I’m not in favor of any company selling their wares as the magic bullet to make everyone smarter. Discovery and understanding are multi-faceted, and learning styles are just one of many facets. If someone tells you otherwise, they may have a gangplank to sell you next.
I don’t advocate teachers or trainers ever trying to create programs that provide an even bounty of visual, auditory, and kinesthetic/tactical inputs. This has the potential to distract everyone so no one benefits. If you find yourself in a classroom where someone has put stimulated visuals on the ceiling, avoid looking up, then tell that their well-intentioned efforts are overwhelming to you.
I wouldn’t suggest that people buy into assessments about human nature that present the outcomes as never changing or unrelated to all context. As our senses break down with age, we naturally begin to rely more heavily on those still working well. Learning happens in situ, even if many of us also find some perceptual modes often seem more effective that others.
And I’m deeply saddened when people who usually rip apart testing as a waste of time or a placebo, rally against learning styles assessments as being psychometrically unsound. This would be akin to saying you have no validity telling me I’ve used too many pirate terms. I may not agree but it’s an insight I might benefit to consider. Adjusting my behavior as a result may lead me to better results, even if you didn’t provide a double-blind test. What I think those who make this argument mean is that because there might be grey areas, or subjectivity, or the voice of authority mixed in, the danger is greater than the gain.
What danger comes from helping people know themselves better? I’ve personally introduced learning styles information at junior high schools. Can anyone argue that young teens can use more awareness about themselves?
I can’t accept that people who think learning styles are dangerous secretly believe most people are stupid and if they take an assessment they will come to believe they can (or should) stop using their other senses. To date, I’ve not seen a learning styles assessment ever be used to label someone as “without potential” as some of the most famous psychometrically sound tests are used for every day.
Even if you don’t believe learning styles exist, why deny common language to describe people’s experiences has value? I can differentiate between the brain images showing people aren’t right or left-brained, but that doesn’t negate the pearls in the metaphor.
Just as I am astounded by anyone telling others who they can or cannot marry based on their own assessment of how the world works, I am perplexed by anyone telling other people that the insights they choose to glean about themselves–and the choices they make as a result of those insights–are wrong or any of their business. I can’t understand what motivates anyone to rally hard against the thoughts and choices of others. You may hate the pirates, but don’t talk trash about the maidens.
If you come across someone dead-set on sinking the whole ship, in the name of bettering someone else, ask them to remember a time when they personally struggled to learn something, then ask them to reflect on how they might have benefited if someone had showed them a new tack that would calm the voyage ahead.

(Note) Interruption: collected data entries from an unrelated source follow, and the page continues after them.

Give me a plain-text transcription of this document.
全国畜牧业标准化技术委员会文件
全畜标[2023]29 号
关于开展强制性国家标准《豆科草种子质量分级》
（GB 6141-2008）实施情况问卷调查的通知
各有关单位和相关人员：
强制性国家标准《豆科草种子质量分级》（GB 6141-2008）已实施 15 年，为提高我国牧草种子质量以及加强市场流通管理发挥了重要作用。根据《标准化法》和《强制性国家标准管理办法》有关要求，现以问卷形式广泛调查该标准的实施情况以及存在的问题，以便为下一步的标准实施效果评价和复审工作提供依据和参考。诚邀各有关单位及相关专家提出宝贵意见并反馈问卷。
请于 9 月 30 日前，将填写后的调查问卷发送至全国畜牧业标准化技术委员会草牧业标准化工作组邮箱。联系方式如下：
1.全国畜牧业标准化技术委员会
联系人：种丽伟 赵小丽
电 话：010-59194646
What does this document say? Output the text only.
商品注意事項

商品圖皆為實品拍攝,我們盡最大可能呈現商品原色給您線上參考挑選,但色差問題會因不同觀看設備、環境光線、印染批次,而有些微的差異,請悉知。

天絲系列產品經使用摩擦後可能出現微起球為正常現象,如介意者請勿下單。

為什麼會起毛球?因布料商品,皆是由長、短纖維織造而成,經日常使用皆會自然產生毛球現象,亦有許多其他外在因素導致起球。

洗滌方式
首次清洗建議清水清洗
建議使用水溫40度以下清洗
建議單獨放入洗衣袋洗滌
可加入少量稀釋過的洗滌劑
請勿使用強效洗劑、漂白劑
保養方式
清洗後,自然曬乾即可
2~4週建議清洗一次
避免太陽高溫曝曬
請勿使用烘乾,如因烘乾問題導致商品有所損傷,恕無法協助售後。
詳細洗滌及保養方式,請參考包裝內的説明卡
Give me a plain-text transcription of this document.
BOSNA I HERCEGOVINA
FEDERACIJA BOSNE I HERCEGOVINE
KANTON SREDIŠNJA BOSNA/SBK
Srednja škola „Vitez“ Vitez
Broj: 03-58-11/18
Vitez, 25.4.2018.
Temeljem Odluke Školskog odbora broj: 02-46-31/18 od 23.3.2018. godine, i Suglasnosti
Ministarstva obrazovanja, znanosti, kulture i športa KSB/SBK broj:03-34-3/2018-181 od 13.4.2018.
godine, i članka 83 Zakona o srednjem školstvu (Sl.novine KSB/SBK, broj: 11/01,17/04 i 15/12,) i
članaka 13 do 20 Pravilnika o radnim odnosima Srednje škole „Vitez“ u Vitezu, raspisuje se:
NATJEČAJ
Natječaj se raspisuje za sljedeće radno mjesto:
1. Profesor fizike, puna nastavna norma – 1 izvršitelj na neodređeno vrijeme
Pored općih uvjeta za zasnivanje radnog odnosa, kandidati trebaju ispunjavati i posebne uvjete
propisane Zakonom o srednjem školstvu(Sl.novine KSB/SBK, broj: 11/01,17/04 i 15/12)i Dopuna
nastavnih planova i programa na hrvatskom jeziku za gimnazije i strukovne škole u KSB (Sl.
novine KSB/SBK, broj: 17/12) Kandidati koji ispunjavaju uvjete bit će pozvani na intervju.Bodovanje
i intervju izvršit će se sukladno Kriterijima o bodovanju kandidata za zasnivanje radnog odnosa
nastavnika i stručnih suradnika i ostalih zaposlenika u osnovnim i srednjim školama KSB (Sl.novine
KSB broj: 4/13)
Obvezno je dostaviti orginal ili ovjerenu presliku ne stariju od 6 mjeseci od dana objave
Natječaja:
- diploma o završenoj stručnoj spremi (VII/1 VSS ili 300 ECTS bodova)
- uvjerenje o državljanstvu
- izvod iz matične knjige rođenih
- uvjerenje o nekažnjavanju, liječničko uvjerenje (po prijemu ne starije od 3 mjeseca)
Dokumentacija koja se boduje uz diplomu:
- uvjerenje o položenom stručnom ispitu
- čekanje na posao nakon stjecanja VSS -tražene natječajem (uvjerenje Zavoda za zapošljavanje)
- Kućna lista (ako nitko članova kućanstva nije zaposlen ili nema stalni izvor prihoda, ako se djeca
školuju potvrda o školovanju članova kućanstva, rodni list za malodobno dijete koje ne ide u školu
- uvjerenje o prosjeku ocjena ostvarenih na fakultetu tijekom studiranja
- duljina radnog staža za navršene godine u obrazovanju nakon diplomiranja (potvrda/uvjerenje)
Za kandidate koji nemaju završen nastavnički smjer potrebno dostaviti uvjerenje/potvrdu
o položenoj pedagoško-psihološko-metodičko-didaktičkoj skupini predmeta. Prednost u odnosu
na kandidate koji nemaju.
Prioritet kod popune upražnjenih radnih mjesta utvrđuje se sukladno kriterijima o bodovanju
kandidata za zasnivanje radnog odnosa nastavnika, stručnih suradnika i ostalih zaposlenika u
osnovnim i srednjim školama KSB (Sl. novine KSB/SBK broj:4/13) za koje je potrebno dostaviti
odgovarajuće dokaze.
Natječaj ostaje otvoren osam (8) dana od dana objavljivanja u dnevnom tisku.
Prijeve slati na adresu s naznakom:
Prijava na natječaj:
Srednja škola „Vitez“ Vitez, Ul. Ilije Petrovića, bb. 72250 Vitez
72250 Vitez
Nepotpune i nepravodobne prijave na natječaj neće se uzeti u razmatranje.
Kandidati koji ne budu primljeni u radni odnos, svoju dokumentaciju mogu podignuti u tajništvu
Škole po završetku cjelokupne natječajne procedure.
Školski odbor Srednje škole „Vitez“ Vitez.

In the hands of learners themselves, learning styles assessments have less potential to pigeonhole than to help people fly. Learning is a natural process. So is curiosity about how we can get better at getting better.
In addition to being able to describe myself as an auditory, learning-motivated, small-group, introverted, big picture learner; I welcome the labels of mom, daughter, wife, writer, consultant, and member of many communities. None of those descriptions limit my (or your) ability to be more, do more, or learn more. They serve as telescope lenses we can look through to gain perspective in a big world. May each perspective you gain bring your horizon into clearer focus. The seas await you. Now go kick some booty. Arrrrrrr.